The SQUID project has released patches for a high-severity DoS vulnerability in Squid. This vulnerability, tracked as CVE-2024-45802 with a CVSS score of 7.5, arises when Squid is configured with certain parameters, especially when the Edge Side Includes (ESI) feature is enabled.
The vulnerability stems from issues related to Input Validation, Premature Release of Resource During Expected Lifetime, and Missing Release of Resource after Effective Lifetime. When Squid acts as a reverse proxy with ESI enabled (a standard setting in versions 3.0 to 6.9), trusted servers can exploit this flaw to perform a DoS attack on all clients using the proxy.
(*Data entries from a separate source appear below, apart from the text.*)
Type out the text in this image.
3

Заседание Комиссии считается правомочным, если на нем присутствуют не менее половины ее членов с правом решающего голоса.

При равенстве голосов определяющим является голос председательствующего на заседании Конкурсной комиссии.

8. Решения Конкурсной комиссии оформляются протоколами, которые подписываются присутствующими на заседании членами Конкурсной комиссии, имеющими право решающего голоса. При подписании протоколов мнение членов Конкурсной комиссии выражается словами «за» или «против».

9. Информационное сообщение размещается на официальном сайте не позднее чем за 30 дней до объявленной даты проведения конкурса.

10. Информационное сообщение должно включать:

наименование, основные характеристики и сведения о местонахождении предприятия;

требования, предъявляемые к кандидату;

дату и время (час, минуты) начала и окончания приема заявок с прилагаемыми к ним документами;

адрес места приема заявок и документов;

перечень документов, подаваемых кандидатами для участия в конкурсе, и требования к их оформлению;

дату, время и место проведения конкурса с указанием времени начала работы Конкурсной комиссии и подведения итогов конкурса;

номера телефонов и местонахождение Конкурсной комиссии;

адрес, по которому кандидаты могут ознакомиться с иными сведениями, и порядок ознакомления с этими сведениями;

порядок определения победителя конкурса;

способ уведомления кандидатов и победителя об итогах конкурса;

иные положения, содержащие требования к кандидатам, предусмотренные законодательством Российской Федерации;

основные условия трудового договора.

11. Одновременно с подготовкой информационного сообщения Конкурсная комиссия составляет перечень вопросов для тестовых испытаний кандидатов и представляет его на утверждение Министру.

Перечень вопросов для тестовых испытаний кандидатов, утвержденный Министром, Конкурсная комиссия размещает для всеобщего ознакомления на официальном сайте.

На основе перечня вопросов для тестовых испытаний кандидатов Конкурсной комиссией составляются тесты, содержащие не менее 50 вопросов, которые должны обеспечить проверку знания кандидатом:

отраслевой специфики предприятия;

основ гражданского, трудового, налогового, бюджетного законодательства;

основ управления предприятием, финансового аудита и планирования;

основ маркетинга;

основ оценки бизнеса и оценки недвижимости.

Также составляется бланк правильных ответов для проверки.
This vulnerability affects all domains serviced by the proxy and all clients using it during the affected period1. The issue has been addressed in Squid version 6.10 by disabling ESI by default1. Users are advised to run squid – to check if they are affected: “Version 3.x, 4.x, 5.x, and 6.0.1 to 6.9 are vulnerable unless the output contains the text ‘–disable-esi’. Versions 6.10 and later are vulnerable if the output contains the text ‘–enable-esi’.
For those unable to upgrade immediately, the Squid team suggests rebuilding Squid with the –disable-esi flag as a temporary workaround until a full update is possible.